Around 10 years ago, I scanned all of my parents’ photographs for them. It was a huge project which I did at my dad’s request. My company Legacy Multimedia was beginning to do some archival projects and I wanted to do this for my parents but also as a way of experimenting with different scanning and archiving techniques as I worked out a process for clients. And I did it all wrong. I’m not going to go into the list of mistakes that I made but there were many.
Over time, I organized and re-organized the structure of the archive and at one point, had one of my employees work on it for a few weeks; sorting out duplicates, and breaking up some photos that were in large page scans. What I meant to do was to sit down and finally get everything sorted out correctly, re-scan the badly scanned photos, meta-tag all the photos, crop and do some light restoration and finally, have a searchable archive with every family in its own folder. It never happened. Every time I started to move toward doing it, I had a huge anxiety attack as I thought about all the things that could possibly go wrong. And I put it off, for years.
A couple weeks ago, in sheer frustration, I called up my good friend CJ who has done this kind of architecture for library collections. We talked for a while about all the problems I was envisioning and she finally said to me, “start all over again.” I rolled my eyes and thought of all that time and work I was throwing away, only to repeat it. She told me to do it the right way, the way I would do it for a client. I had to admit that she was right.
At this point, I’ve done an initial sort and already I am so happy I made this decision.
When I scanned the photos 10 years ago, it was before I had become a genealogy wonk. So although I knew some of the people in the photos, I did not know enough about my family tree structure to identify many of those people. I asked my parents about some of them and they couldn’t remember who they were for the most part. I scanned everything they had, even though some of the photographs didn’t make sense.
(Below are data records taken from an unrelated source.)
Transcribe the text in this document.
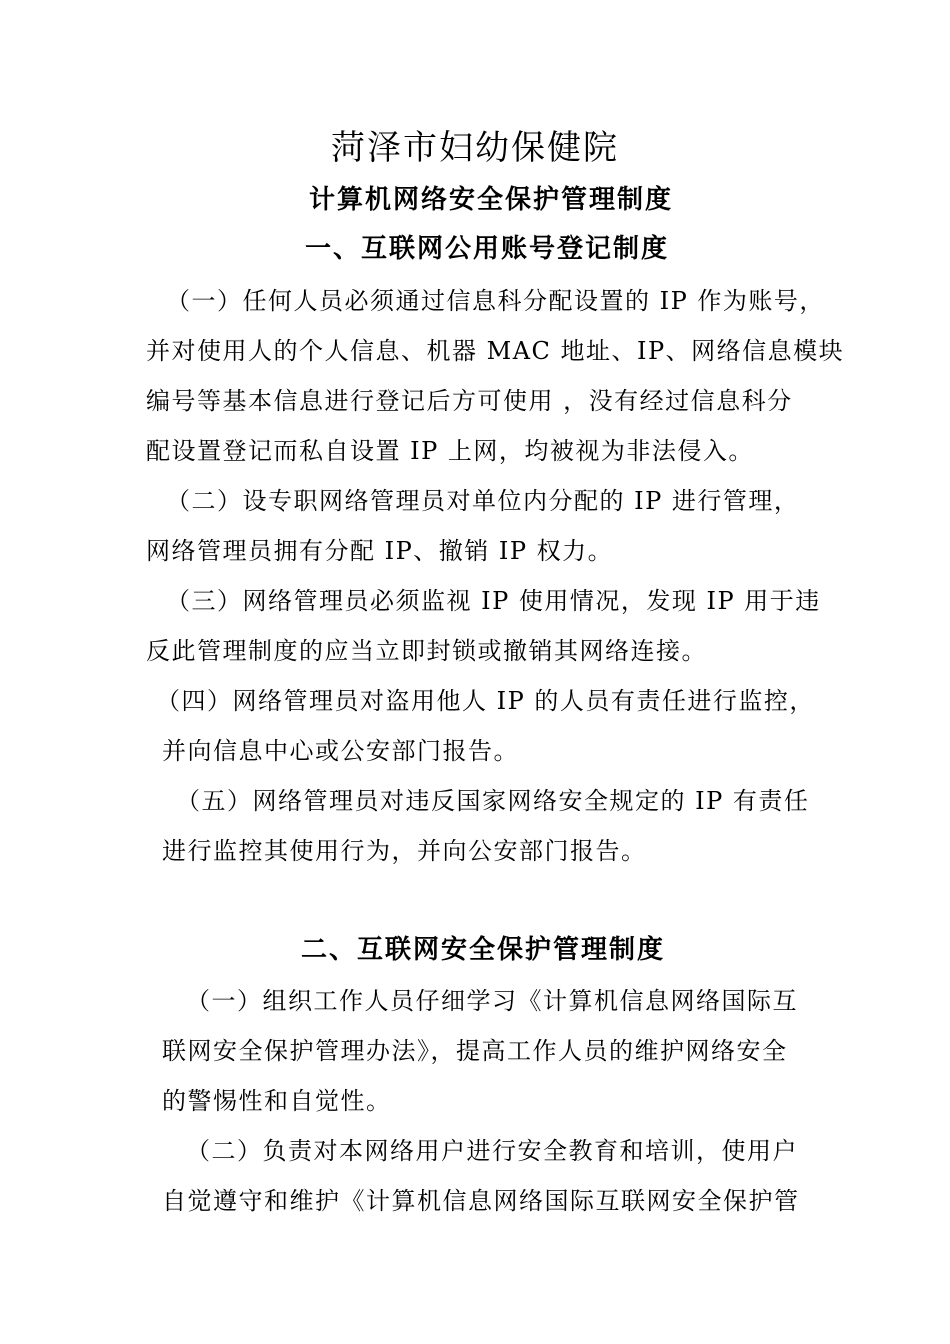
菏泽市妇幼保健院
计算机网络安全保护管理制度
一、互联网公用账号登记制度
（一）任何人员必须通过信息科分配设置的 IP 作为账号，
并对使用人的个人信息、机器 MAC 地址、IP、网络信息模块
编号等基本信息进行登记后方可使用 ，没有经过信息科分
配设置登记而私自设置 IP 上网，均被视为非法侵入。
（二）设专职网络管理员对单位内分配的 IP 进行管理，
网络管理员拥有分配 IP、撤销 IP 权力。
（三）网络管理员必须监视 IP 使用情况，发现 IP 用于违
反此管理制度的应当立即封锁或撤销其网络连接。
（四）网络管理员对盗用他人 IP 的人员有责任进行监控，
并向信息中心或公安部门报告。
（五）网络管理员对违反国家网络安全规定的 IP 有责任
进行监控其使用行为，并向公安部门报告。
二、互联网安全保护管理制度
（一）组织工作人员仔细学习《计算机信息网络国际互
联网安全保护管理办法》，提高工作人员的维护网络安全
的警惕性和自觉性。
（二）负责对本网络用户进行安全教育和培训，使用户
自觉遵守和维护《计算机信息网络国际互联网安全保护管
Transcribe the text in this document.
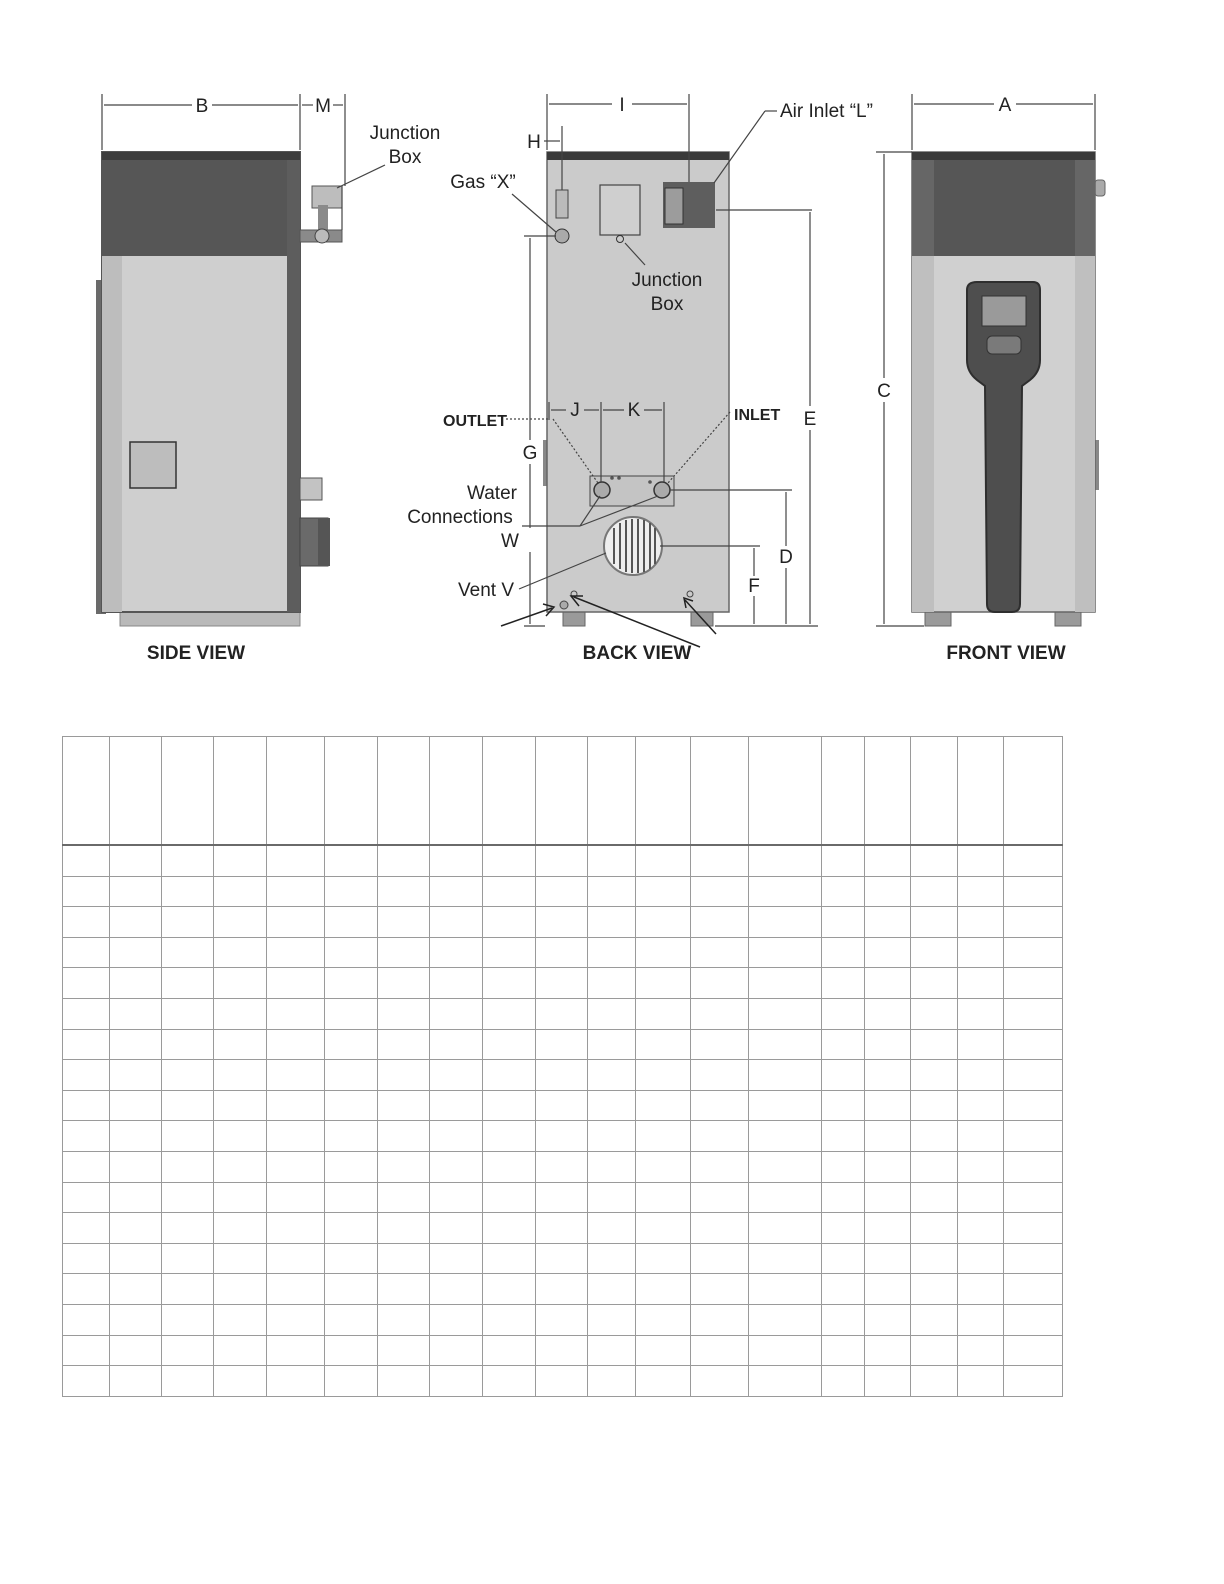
B	M
Junction
Box
SIDE VIEW
I
H
Air Inlet “L”
Gas “X”
Junction
Box
OUTLET	INLET
J	K
G
W
Water
Connections
Vent V
E
D
F
BACK VIEW
A
C
FRONT VIEW
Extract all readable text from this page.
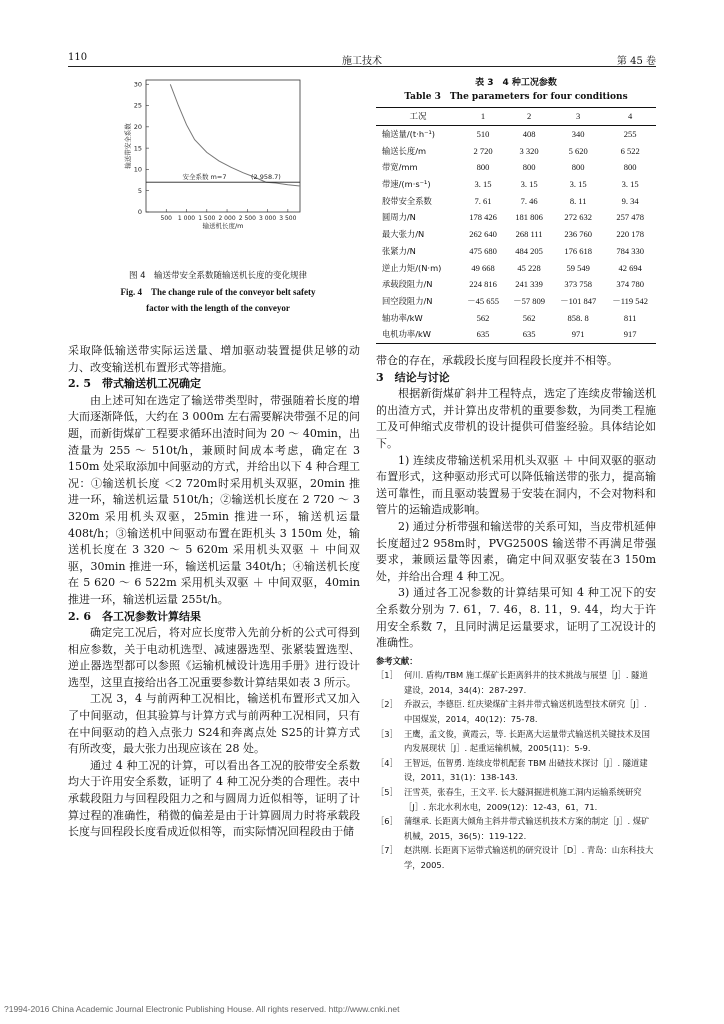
110	施工技术	第 45 卷
0
5
10
15
20
25
30
500 1 000 1 500 2 000 2 500 3 000 3 500
输送机长度/m
输送带安全系数
安全系数 m=7	(2 958.7)
图 4　输送带安全系数随输送机长度的变化规律
Fig. 4　The change rule of the conveyor belt safety
factor with the length of the conveyor
表 3　4 种工况参数
Table 3　The parameters for four conditions
工况	1	2	3	4
输送量/(t·h⁻¹)	510	408	340	255
输送长度/m	2 720	3 320	5 620	6 522
带宽/mm	800	800	800	800
带速/(m·s⁻¹)	3. 15	3. 15	3. 15	3. 15
胶带安全系数	7. 61	7. 46	8. 11	9. 34
圆周力/N	178 426	181 806	272 632	257 478
最大张力/N	262 640	268 111	236 760	220 178
张紧力/N	475 680	484 205	176 618	784 330
逆止力矩/(N·m)	49 668	45 228	59 549	42 694
承载段阻力/N	224 816	241 339	373 758	374 780
回空段阻力/N	－45 655	－57 809	－101 847	－119 542
轴功率/kW	562	562	858. 8	811
电机功率/kW	635	635	971	917

采取降低输送带实际运送量、增加驱动装置提供足够的动力、改变输送机布置形式等措施。

2. 5　带式输送机工况确定

由上述可知在选定了输送带类型时，带强随着长度的增大而逐渐降低，大约在 3 000m 左右需要解决带强不足的问题，而新街煤矿工程要求循环出渣时间为 20 ～ 40min，出渣量为 255 ～ 510t/h，兼顾时间成本考虑，确定在 3 150m 处采取添加中间驱动的方式，并给出以下 4 种合理工况：①输送机长度 ＜2 720m时采用机头双驱，20min 推进一环，输送机运量 510t/h；②输送机长度在 2 720 ～ 3 320m 采用机头双驱，25min 推进一环，输送机运量 408t/h；③输送机中间驱动布置在距机头 3 150m 处，输送机长度在 3 320 ～ 5 620m 采用机头双驱 ＋ 中间双驱，30min 推进一环，输送机运量 340t/h；④输送机长度在 5 620 ～ 6 522m 采用机头双驱 ＋ 中间双驱，40min 推进一环，输送机运量 255t/h。

2. 6　各工况参数计算结果

确定完工况后，将对应长度带入先前分析的公式可得到相应参数，关于电动机选型、减速器选型、张紧装置选型、逆止器选型都可以参照《运输机械设计选用手册》进行设计选型，这里直接给出各工况重要参数计算结果如表 3 所示。

工况 3，4 与前两种工况相比，输送机布置形式又加入了中间驱动，但其验算与计算方式与前两种工况相同，只有在中间驱动的趋入点张力 S24和奔离点处 S25的计算方式有所改变，最大张力出现应该在 28 处。

通过 4 种工况的计算，可以看出各工况的胶带安全系数均大于许用安全系数，证明了 4 种工况分类的合理性。表中承载段阻力与回程段阻力之和与圆周力近似相等，证明了计算过程的准确性，稍微的偏差是由于计算圆周力时将承载段长度与回程段长度看成近似相等，而实际情况回程段由于储

带仓的存在，承载段长度与回程段长度并不相等。

3　结论与讨论

根据新街煤矿斜井工程特点，选定了连续皮带输送机的出渣方式，并计算出皮带机的重要参数，为同类工程施工及可伸缩式皮带机的设计提供可借鉴经验。具体结论如下。

1) 连续皮带输送机采用机头双驱 ＋ 中间双驱的驱动布置形式，这种驱动形式可以降低输送带的张力，提高输送可靠性，而且驱动装置易于安装在洞内，不会对物料和管片的运输造成影响。

2) 通过分析带强和输送带的关系可知，当皮带机延伸长度超过2 958m时，PVG2500S 输送带不再满足带强要求，兼顾运量等因素，确定中间双驱安装在3 150m处，并给出合理 4 种工况。

3) 通过各工况参数的计算结果可知 4 种工况下的安全系数分别为 7. 61，7. 46，8. 11，9. 44，均大于许用安全系数 7，且同时满足运量要求，证明了工况设计的准确性。

参考文献：
［1］ 何川. 盾构/TBM 施工煤矿长距离斜井的技术挑战与展望［J］. 隧道建设，2014，34(4)：287-297.
［2］ 乔淑云，李德臣. 红庆梁煤矿主斜井带式输送机选型技术研究［J］. 中国煤炭，2014，40(12)：75-78.
［3］ 王鹰，孟文俊，黄霞云，等. 长距离大运量带式输送机关键技术及国内发展现状［J］. 起重运输机械，2005(11)：5-9.
［4］ 王智远，伍智勇. 连续皮带机配套 TBM 出碴技术探讨［J］. 隧道建设，2011，31(1)：138-143.
［5］ 汪雪英，张春生，王文平. 长大隧洞掘进机施工洞内运输系统研究［J］. 东北水利水电，2009(12)：12-43，61，71.
［6］ 蒲继承. 长距离大倾角主斜井带式输送机技术方案的制定［J］. 煤矿机械，2015，36(5)：119-122.
［7］ 赵洪刚. 长距离下运带式输送机的研究设计［D］. 青岛：山东科技大学，2005.
?1994-2016 China Academic Journal Electronic Publishing House. All rights reserved. http://www.cnki.net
I figured I would give them back to my parents and they could decide what to do with them.
As I began sorting the photos again over the past few weeks, with both of my parents gone, I became more decisive about which photos to keep and which (gasp) to actually throw away. There were photos of my grandparents on trips with their friends. Bad photos where you could see a blurry image of my grandmother flanked by people who were vaguely familiar friends of theirs. Why did I need these photos? Who would ever ask to see a photo of the women my mother worked with at her accounting position before she met my dad? Guiltily I tossed them in the trash. There were also a lot of variants of the same photograph. I came across a pile of photographs taken of me, at about the age of 1 week, asleep in my stroller. I picked the best one, and threw away the rest. I could hear my dad’s voice saying “ what are you throwing those away for? They are valuable!” But they weren’t. The goal was to pull together the best shots of my family, my ancestors and friends of my family that meant something to us, into a collection that I could pass on to other family members and into the future with each person and location identified.
But then miracles started to happen. I picked up this photograph that I had not previously scanned, and would not have had a clue who it was 10 years ago.
This is a photograph of my great-grandmother’s sister Bessie. I knew it was her because during my research, I found records of her and knew she had had 5 daughters. I immediately recognized her face because she looks amazingly like my own great-grandmother Ester. When I scanned photos 10 years prior, I wasn’t too familiar with Ester’s visage. I had only identified her in one photograph when she was older. But over the past few years, as I’ve researched that branch of the family, I became more aware that some of the photographs that I had were her at various ages. When I was visiting my cousin in New Jersey last year, we went through her family photographs and I immediately spotted this never-seen photograph of my great-grandparents.
This is sort of what happens. After working on these trees, looking at these photos over time, I began to be able to recognize people and identify them in other photos. Soon I was also able to look at a small child and then figure out who she was as an adult in other photos that cousins have sent to me. It’s been fascinating to sort these photos again with a completely new critical eye.
I’m also looking at the backs of photos now (no excuse why I didn’t do that before) and see that many have some information on them about the people in the image. Some don’t tell me much and I have a bunch of photos with only “Kronenberg family” scrawled in my grandmother’s hand in pencil on the back. But that’s a start. As I connect with other cousins in the Kronenberg family, they may have known photos that will help me match faces. I’ve learned so much in the past year about this family that there is nothing to say I won’t find more information going forward.
Some of the photographs were taken in professional studios, and that too has helped me identify who they might be. For instance, this photograph was taken at a studio in Brest , now in Belarus but previously in Russia and before that Poland. Based on the time frame of the photograph, around 1900, and the location of the studio, I’ve deduced that it is of my great-great grandparents, Solomon and Chana Kronenberg. My dad never knew who was in this photo when I asked him, and would have been amazed to know my grandmother had it all this time and they were his great-grandparents.
I am grateful for the knowledge that I have gained in approaching this from the beginning, again, and I can’t wait to really get deep into this project as I’m sure I will discover many more new clues to help me in my search to identify my ancestors!